Foster parents are individuals or married couples who complete the steps to become licensed to serve as caretakers for foster children. They work with birth families and hope changes are made that will allow the children to return to a safe home. Foster parents may choose to adopt the children if this is not possible.
These families provide a safe and stable environment for children who may be experiencing stress and trauma from recent life changes. They receive a monthly reimbursement to help offset the cost of caring for children. Social workers visit the home on a regular basis to provide services and support to the children and family.
Foster/Adoptive Parenting Information
Am I eligible to become a Foster Parent?
Mississippi Foster Parents are people who:
- Are legal Mississippi residents.
- Can pass a criminal background check.
- Are at least 21 years old.
- May be legally married or legally single.
- Have no more than four children living in the home.
- Are financially self-supporting.
Foster Care/Adoption Inquiry Form (Single Applicant) – Please complete this form if you are single. You will need to provide your name and an email address to sign your completed application. Thank you for your interest in becoming a Foster/Adoptive Family.

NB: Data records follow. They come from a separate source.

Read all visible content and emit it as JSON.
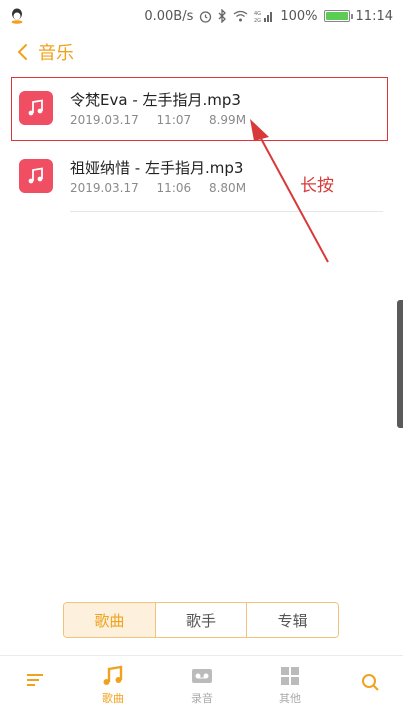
{
  "status_bar": {
    "net_speed": "0.00B/s",
    "battery": "100%",
    "time": "11:14",
    "icons": [
      "qq-icon",
      "alarm-icon",
      "bluetooth-icon",
      "wifi-icon",
      "signal-icon",
      "battery-icon"
    ]
  },
  "header": {
    "title": "音乐"
  },
  "files": [
    {
      "name": "令梵Eva - 左手指月.mp3",
      "date": "2019.03.17",
      "time": "11:07",
      "size": "8.99M"
    },
    {
      "name": "祖娅纳惜 - 左手指月.mp3",
      "date": "2019.03.17",
      "time": "11:06",
      "size": "8.80M"
    }
  ],
  "annotation": {
    "text": "长按",
    "color": "#d83a3a"
  },
  "segments": [
    {
      "label": "歌曲",
      "active": true
    },
    {
      "label": "歌手",
      "active": false
    },
    {
      "label": "专辑",
      "active": false
    }
  ],
  "bottom_nav": [
    {
      "label": "",
      "icon": "menu-icon"
    },
    {
      "label": "歌曲",
      "icon": "music-note-icon",
      "active": true
    },
    {
      "label": "录音",
      "icon": "voicemail-icon"
    },
    {
      "label": "其他",
      "icon": "apps-icon"
    },
    {
      "label": "",
      "icon": "search-icon"
    }
  ],
  "colors": {
    "accent": "#f0a21e",
    "file_icon": "#ef4e63"
  }
}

Foster Care/Adoption Inquiry Form (Married Applicants) – Please complete this application if you are married. Both individuals will need to sign the application. Please provide a different email address for each individual. After the first individual signs the completed form, an email will be sent to the second individual requesting a signature for completion of the form. Thank you for your interest in becoming a Foster/Adoptive Family.
What should I know about Foster Parenting?
The goal for most children in foster care is to be reunited with their parents. Foster families work with birth parents to achieve this goal. The length of time a child will stay with you depends on many factors. It could be for a few days, a few months, or much longer. It is important to note that medical and dental costs are covered for children in foster care. Teens in foster care are eligible for programs to help them learn life skills and may be eligible for some college financial assistance.
Different types of Foster Care:
- Emergency/Respite Care: A child may be in need of short-term placement for various reasons. Respite care is available when Fesource Parents need a break for a short period of time, become ill, or have an emergency. Also, some children need to be quickly placed in a safe home until a more long-term placement can be arranged.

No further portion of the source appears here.